For that, we can thank the Clinton-Gore team. Bin Laden, in his wildest fantasies, never struck a blow so hard and cruel.
Wanna know how to shut them up lickety split if they bring it up again? It's easy. Almost too easy. Definitely not sporting, heheheheheh -- just smile, and agree with them, and suggest that we hold the election again, right now, without butterflies or chads (to make sure we know "the intention of the voter"), and see who "the real winner" is.
I recall a similar response from survivors of the London Bombings of WWII. A book written on stress, about thirty years ago, said when asked to recall the best time of their lives, people in London responded the war years. However, because they felt closer to other people then, not just the government.
Absolutely terrifying... I remember having this same feeling. And I also remembering no one coming close to saying these words on TV. Even FOX let us down here. Gore attempted a coup, plain and simple.

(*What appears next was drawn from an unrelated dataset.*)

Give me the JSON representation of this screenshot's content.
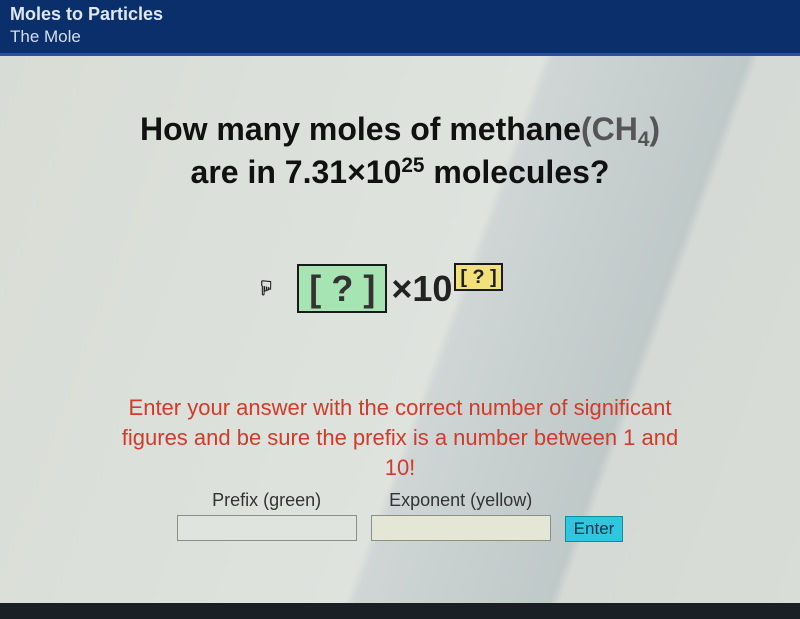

Of course not. And nor did they allow for the several million criminal-alien and every other kind of fraudulent "votes" they cast for themselves -- nor yet for the more than ten thousand Bush voters they criminally turned away from West Florida polling places by wilfully manipulating the anouncement that Mr Bush was "defeated" in the State of Florida.
Algor no more "won" the popular vote, even, let alone the election -- than did the criminal bastard who squatted the president's quarters for the previous eight years.
But remember what gore said the next day "I don't care what the count is, I won the election and I'm going to sue and keep suing until I win"
Those words(or similar ones) were never heard after American election.
"Thanks for voting for the Democtratic candidate in the last election cycle."
"What? What do you mean "I voted Democrat"? I never registered to vote!"